Слабый бездомный старик присел отдохнуть на завалинку у их двора. Стоял жаркий полдень, а старик был одет по-зимнему: в телогрейке, шапке и валенках. Он с друзьями, босиком и в одних трусах, возвращался с реки. Увидев старика, он закричал: «Гля! Дед Мороз!» – и все громко захохотали. Старик хотел уйти, но никак не мог подняться с завалинки. Его негнущиеся черные пальцы беспомощно хватались за камни стенки. Тряслись ноги, дергалась голова, а слабые выцветшие глаза были наполнены слезами. И столько в них было тоски – и как, и чем измерить ее в чужой душе? А мы смеялись…

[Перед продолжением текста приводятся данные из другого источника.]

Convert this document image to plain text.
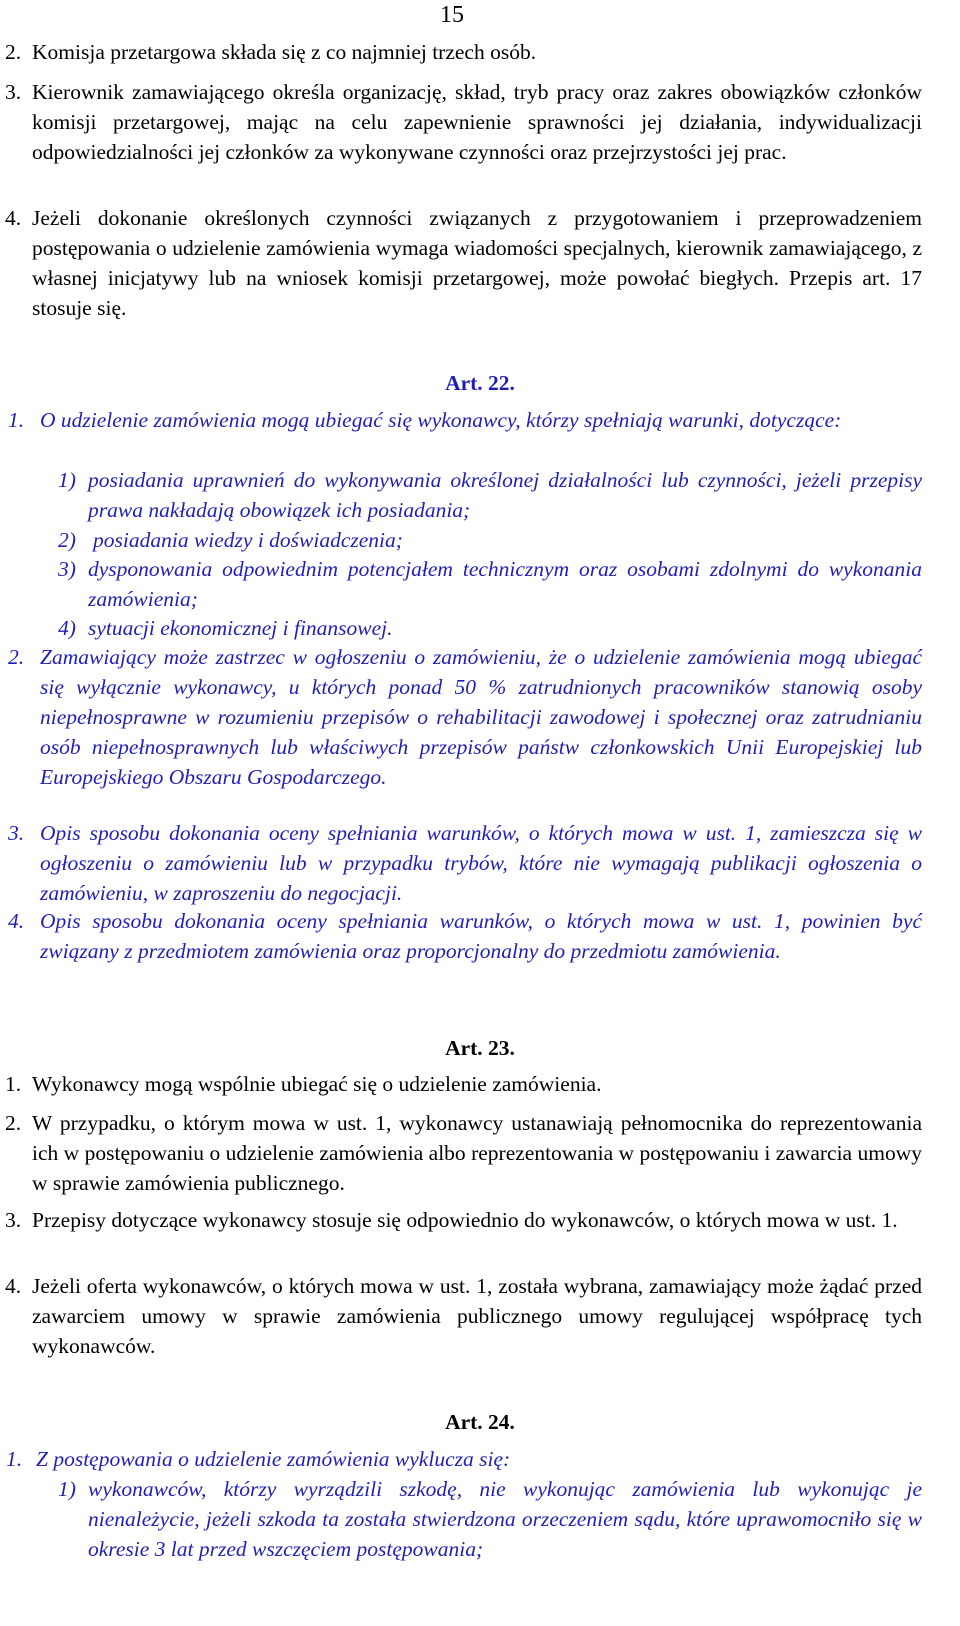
15
2. Komisja przetargowa składa się z co najmniej trzech osób.
3. Kierownik zamawiającego określa organizację, skład, tryb pracy oraz zakres obowiązków członków komisji przetargowej, mając na celu zapewnienie sprawności jej działania, indywidualizacji odpowiedzialności jej członków za wykonywane czynności oraz przejrzystości jej prac.
4. Jeżeli dokonanie określonych czynności związanych z przygotowaniem i przeprowadzeniem postępowania o udzielenie zamówienia wymaga wiadomości specjalnych, kierownik zamawiającego, z własnej inicjatywy lub na wniosek komisji przetargowej, może powołać biegłych. Przepis art. 17 stosuje się.
Art. 22.
1. O udzielenie zamówienia mogą ubiegać się wykonawcy, którzy spełniają warunki, dotyczące:
1) posiadania uprawnień do wykonywania określonej działalności lub czynności, jeżeli przepisy prawa nakładają obowiązek ich posiadania;
2) posiadania wiedzy i doświadczenia;
3) dysponowania odpowiednim potencjałem technicznym oraz osobami zdolnymi do wykonania zamówienia;
4) sytuacji ekonomicznej i finansowej.
2. Zamawiający może zastrzec w ogłoszeniu o zamówieniu, że o udzielenie zamówienia mogą ubiegać się wyłącznie wykonawcy, u których ponad 50 % zatrudnionych pracowników stanowią osoby niepełnosprawne w rozumieniu przepisów o rehabilitacji zawodowej i społecznej oraz zatrudnianiu osób niepełnosprawnych lub właściwych przepisów państw członkowskich Unii Europejskiej lub Europejskiego Obszaru Gospodarczego.
3. Opis sposobu dokonania oceny spełniania warunków, o których mowa w ust. 1, zamieszcza się w ogłoszeniu o zamówieniu lub w przypadku trybów, które nie wymagają publikacji ogłoszenia o zamówieniu, w zaproszeniu do negocjacji.
4. Opis sposobu dokonania oceny spełniania warunków, o których mowa w ust. 1, powinien być związany z przedmiotem zamówienia oraz proporcjonalny do przedmiotu zamówienia.
Art. 23.
1. Wykonawcy mogą wspólnie ubiegać się o udzielenie zamówienia.
2. W przypadku, o którym mowa w ust. 1, wykonawcy ustanawiają pełnomocnika do reprezentowania ich w postępowaniu o udzielenie zamówienia albo reprezentowania w postępowaniu i zawarcia umowy w sprawie zamówienia publicznego.
3. Przepisy dotyczące wykonawcy stosuje się odpowiednio do wykonawców, o których mowa w ust. 1.
4. Jeżeli oferta wykonawców, o których mowa w ust. 1, została wybrana, zamawiający może żądać przed zawarciem umowy w sprawie zamówienia publicznego umowy regulującej współpracę tych wykonawców.
Art. 24.
1. Z postępowania o udzielenie zamówienia wyklucza się:
1) wykonawców, którzy wyrządzili szkodę, nie wykonując zamówienia lub wykonując je nienależycie, jeżeli szkoda ta została stwierdzona orzeczeniem sądu, które uprawomocniło się w okresie 3 lat przed wszczęciem postępowania;
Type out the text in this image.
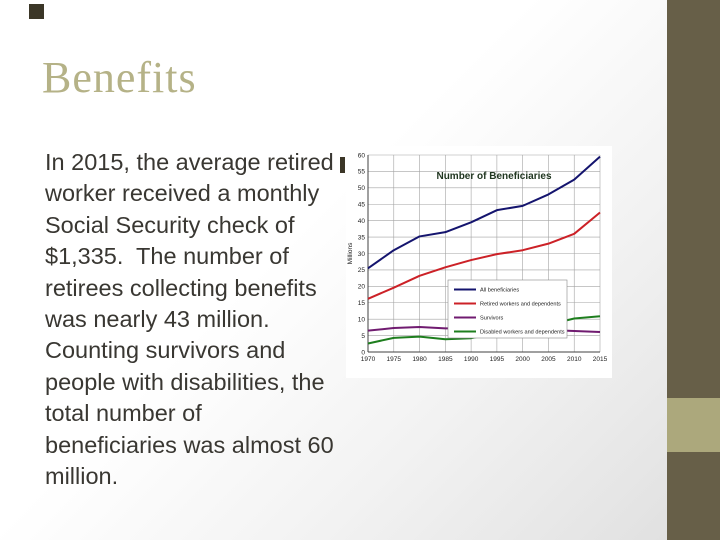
Benefits

In 2015, the average retired worker received a monthly Social Security check of $1,335.  The number of retirees collecting benefits was nearly 43 million.  Counting survivors and people with disabilities, the total number of beneficiaries was almost 60 million.

0
5
10
15
20
25
30
35
40
45
50
55
60
1970 1975 1980 1985 1990 1995 2000 2005 2010 2015
Number of Beneficiaries
Millions
All beneficiaries
Retired workers and dependents
Survivors
Disabled workers and dependents
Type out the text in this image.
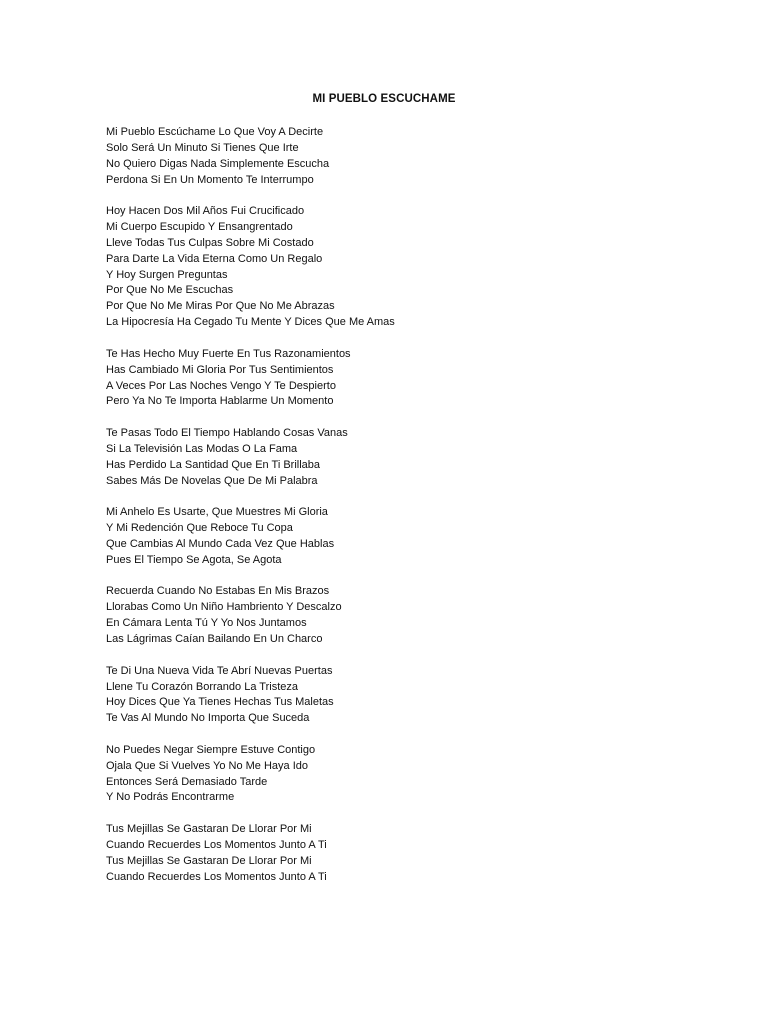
MI PUEBLO ESCUCHAME
Mi Pueblo Escúchame Lo Que Voy A Decirte
Solo Será Un Minuto Si Tienes Que Irte
No Quiero Digas Nada Simplemente Escucha
Perdona Si En Un Momento Te Interrumpo
Hoy Hacen Dos Mil Años Fui Crucificado
Mi Cuerpo Escupido Y Ensangrentado
Lleve Todas Tus Culpas Sobre Mi Costado
Para Darte La Vida Eterna Como Un Regalo
Y Hoy Surgen Preguntas
Por Que No Me Escuchas
Por Que No Me Miras Por Que No Me Abrazas
La Hipocresía Ha Cegado Tu Mente Y Dices Que Me Amas
Te Has Hecho Muy Fuerte En Tus Razonamientos
Has Cambiado Mi Gloria Por Tus Sentimientos
A Veces Por Las Noches Vengo Y Te Despierto
Pero Ya No Te Importa Hablarme Un Momento
Te Pasas Todo El Tiempo Hablando Cosas Vanas
Si La Televisión Las Modas O La Fama
Has Perdido La Santidad Que En Ti Brillaba
Sabes Más De Novelas Que De Mi Palabra
Mi Anhelo Es Usarte, Que Muestres Mi Gloria
Y Mi Redención Que Reboce Tu Copa
Que Cambias Al Mundo Cada Vez Que Hablas
Pues El Tiempo Se Agota, Se Agota
Recuerda Cuando No Estabas En Mis Brazos
Llorabas Como Un Niño Hambriento Y Descalzo
En Cámara Lenta Tú Y Yo Nos Juntamos
Las Lágrimas Caían Bailando En Un Charco
Te Di Una Nueva Vida Te Abrí Nuevas Puertas
Llene Tu Corazón Borrando La Tristeza
Hoy Dices Que Ya Tienes Hechas Tus Maletas
Te Vas Al Mundo No Importa Que Suceda
No Puedes Negar Siempre Estuve Contigo
Ojala Que Si Vuelves Yo No Me Haya Ido
Entonces Será Demasiado Tarde
Y No Podrás Encontrarme
Tus Mejillas Se Gastaran De Llorar Por Mi
Cuando Recuerdes Los Momentos Junto A Ti
Tus Mejillas Se Gastaran De Llorar Por Mi
Cuando Recuerdes Los Momentos Junto A Ti
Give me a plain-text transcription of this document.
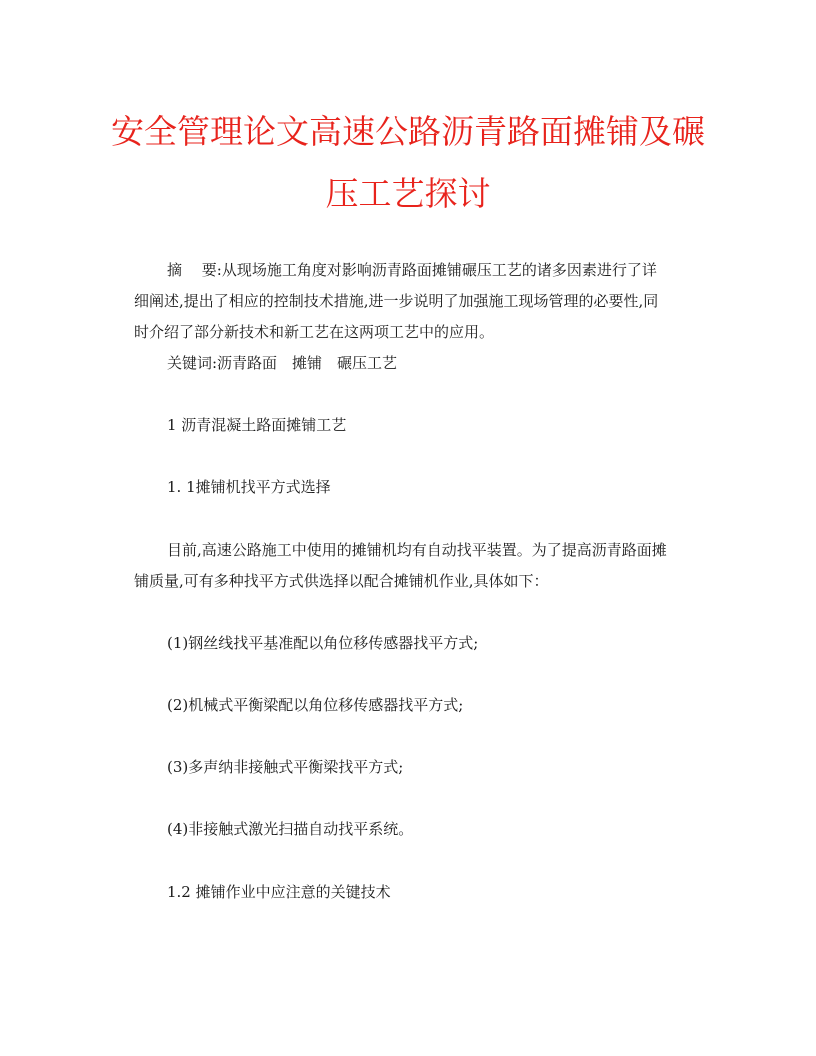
安全管理论文高速公路沥青路面摊铺及碾
压工艺探讨

摘　 要:从现场施工角度对影响沥青路面摊铺碾压工艺的诸多因素进行了详

细阐述,提出了相应的控制技术措施,进一步说明了加强施工现场管理的必要性,同

时介绍了部分新技术和新工艺在这两项工艺中的应用。

关键词:沥青路面　摊铺　碾压工艺

1 沥青混凝土路面摊铺工艺

1. 1摊铺机找平方式选择

目前,高速公路施工中使用的摊铺机均有自动找平装置。为了提高沥青路面摊

铺质量,可有多种找平方式供选择以配合摊铺机作业,具体如下：

(1)钢丝线找平基准配以角位移传感器找平方式;

(2)机械式平衡梁配以角位移传感器找平方式;

(3)多声纳非接触式平衡梁找平方式;

(4)非接触式激光扫描自动找平系统。

1.2 摊铺作业中应注意的关键技术
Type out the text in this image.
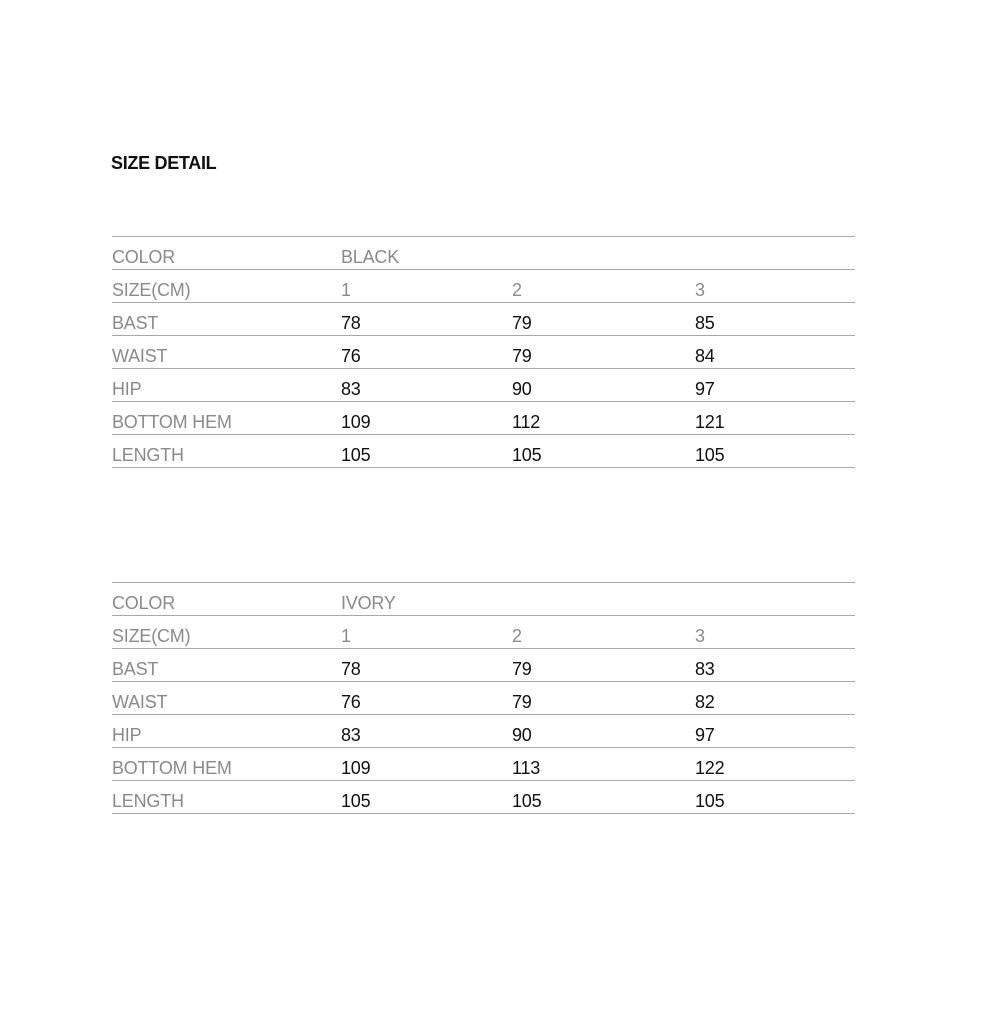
SIZE DETAIL
COLOR	BLACK
SIZE(CM)	1	2	3
BAST	78	79	85
WAIST	76	79	84
HIP	83	90	97
BOTTOM HEM	109	112	121
LENGTH	105	105	105
COLOR	IVORY
SIZE(CM)	1	2	3
BAST	78	79	83
WAIST	76	79	82
HIP	83	90	97
BOTTOM HEM	109	113	122
LENGTH	105	105	105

И от запоздалого раскаяния Василий Федорович почувствовал в душе просветление и с горечью подумал: «Посмеешься над чужой старостью, собственная старость посмеется над тобой».
Старик закрыл глаза, прислушиваясь к звукам в самом себе, и ему показалось, что он слышит шаги уходящего из него сердца. Он пытался схватить его, но свет стал гаснуть, мелькнуло лицо Гришеньки, сгоревшего в танке, и Василий Федорович подумал: «Вот он, конец света, о котором так часто говорила жена. У каждого он свой».